KADERİ BİLMEK MÜMİNLER İÇİN BİR KONFOR VE HUZUR VESİLESİDİR


Müslümanın günlük hayatında çeşitli zorluklarla ve sıkıntılarla karşılaşması hem imtihanıdır, hem de ahirette kavuşmayı umduğu cennet yurduyla kıyas yapacağı bir mutluluk vesilesidir. Zorluklarla kolaylıkların, konforun, rahatlığın kıyaslanmasından oluşacak yüksek bir zevk kaynağıdır. Dünyada müminlerin o insana karşı saygı ve sevgilerini artıran, kendilerine örnek almalarını sağlayan, Allah'ın izniyle yakinlerine olumlu etki yapan, kısacası faydaları ve güzellikleri çok fazla olan Rahmani bir nimettir. 

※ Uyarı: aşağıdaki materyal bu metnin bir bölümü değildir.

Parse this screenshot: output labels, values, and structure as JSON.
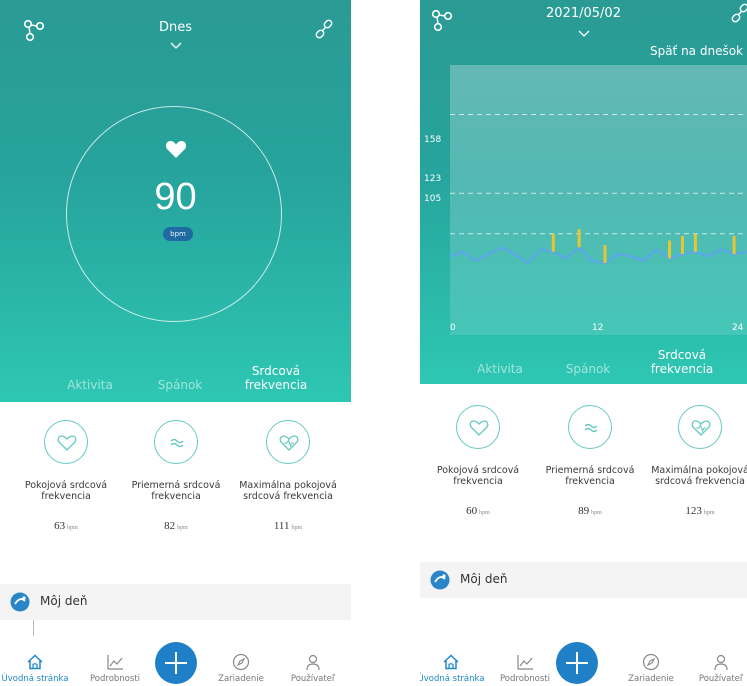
{
  "left": {
    "header": {
      "date_label": "Dnes"
    },
    "heart_rate": {
      "value": "90",
      "unit": "bpm"
    },
    "tabs": [
      {
        "label": "Aktivita",
        "active": false
      },
      {
        "label": "Spánok",
        "active": false
      },
      {
        "label": "Srdcová frekvencia",
        "active": true
      }
    ],
    "metrics": [
      {
        "label": "Pokojová srdcová frekvencia",
        "value": "63",
        "unit": "bpm",
        "icon": "heart-icon"
      },
      {
        "label": "Priemerná srdcová frekvencia",
        "value": "82",
        "unit": "bpm",
        "icon": "wave-icon"
      },
      {
        "label": "Maximálna pokojová srdcová frekvencia",
        "value": "111",
        "unit": "bpm",
        "icon": "heart-pulse-icon"
      }
    ],
    "my_day": {
      "label": "Môj deň"
    }
  },
  "right": {
    "header": {
      "date_label": "2021/05/02",
      "back_today": "Späť na dnešok"
    },
    "chart_data": {
      "type": "line",
      "x_ticks": [
        "0",
        "12",
        "24"
      ],
      "y_ticks": [
        "158",
        "123",
        "105"
      ],
      "xlim": [
        0,
        24
      ],
      "ylim": [
        60,
        180
      ],
      "series": [
        {
          "values": [
            95,
            97,
            93,
            96,
            99,
            96,
            92,
            98,
            97,
            94,
            99,
            93,
            92,
            96,
            95,
            93,
            98,
            94,
            96,
            97,
            95,
            98,
            96,
            97
          ]
        }
      ]
    },
    "tabs": [
      {
        "label": "Aktivita",
        "active": false
      },
      {
        "label": "Spánok",
        "active": false
      },
      {
        "label": "Srdcová frekvencia",
        "active": true
      }
    ],
    "metrics": [
      {
        "label": "Pokojová srdcová frekvencia",
        "value": "60",
        "unit": "bpm",
        "icon": "heart-icon"
      },
      {
        "label": "Priemerná srdcová frekvencia",
        "value": "89",
        "unit": "bpm",
        "icon": "wave-icon"
      },
      {
        "label": "Maximálna pokojová srdcová frekvencia",
        "value": "123",
        "unit": "bpm",
        "icon": "heart-pulse-icon"
      }
    ],
    "my_day": {
      "label": "Môj deň"
    }
  },
  "nav": [
    {
      "label": "Úvodná stránka",
      "icon": "home-icon",
      "active": true
    },
    {
      "label": "Podrobnosti",
      "icon": "chart-icon",
      "active": false
    },
    {
      "label": "Zariadenie",
      "icon": "compass-icon",
      "active": false
    },
    {
      "label": "Používateľ",
      "icon": "user-icon",
      "active": false
    }
  ],
  "colors": {
    "teal_top": "#2a9a94",
    "teal_bottom": "#2ec7b3",
    "accent_blue": "#1f7fc7",
    "bar_yellow": "#e8c531"
  }
}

Bazen küçük gibi görünen bir konuyu kişinin, şeytanın vesvesesiyle kader dışında, Allah'ın rahmeti, bilgisi, dışında olduğunu zannetmesi veya unutması bir hastalıktır. Müminin bu hastalığı dikkatle, itinayla tedavi etmesi ve bu illete yakalanmaktan kaçınması lazımdır.
Mesela çok izlemek istediği bir televizyon programını kaçırmak veya yiyecek bir şeyi ısmarlamayı unutmak gibi olayların hepsinde hayır ve hikmet vardır. Bazen insan bunu detaylarıyla görür, bazen de göremez veya çok azını görür. Örneğin bir televizyon programını kaçırır, fakat bu zaman süresince hayırlı bir hizmet, hayırlı bir tefekkür için vakit kazanmış olur. O tefekkürle belki ömür boyu güzel hizmetinin gücünü artıracak bir bilgiye ulaşır. Veya bu süre içinde Allah'ı zikreder ve televizyondan alacağı sevaptan çok daha fazlasına kavuşur. Yiyecek bir şey ısmarlamayı unuttuğunda ise, bu onun hastalığının geçmesi için vesile olan bir perhiz hükmünde olabilir. Tansiyonu yüksek bir insan, peynir almayı unutup, o gün peynir yemese tansiyonu normale döner. Tevekkül ettiği için sevap alır, hayra yorduğu için Allah'ın beğenmesine sebep olur. Üstelik güzel huylu ve tevekküllü davranışı, müminlerin huzuruna, sevgisine vesile olur. Belki hastalık taşıyan bir peynirse ondan kurtulmuş olur.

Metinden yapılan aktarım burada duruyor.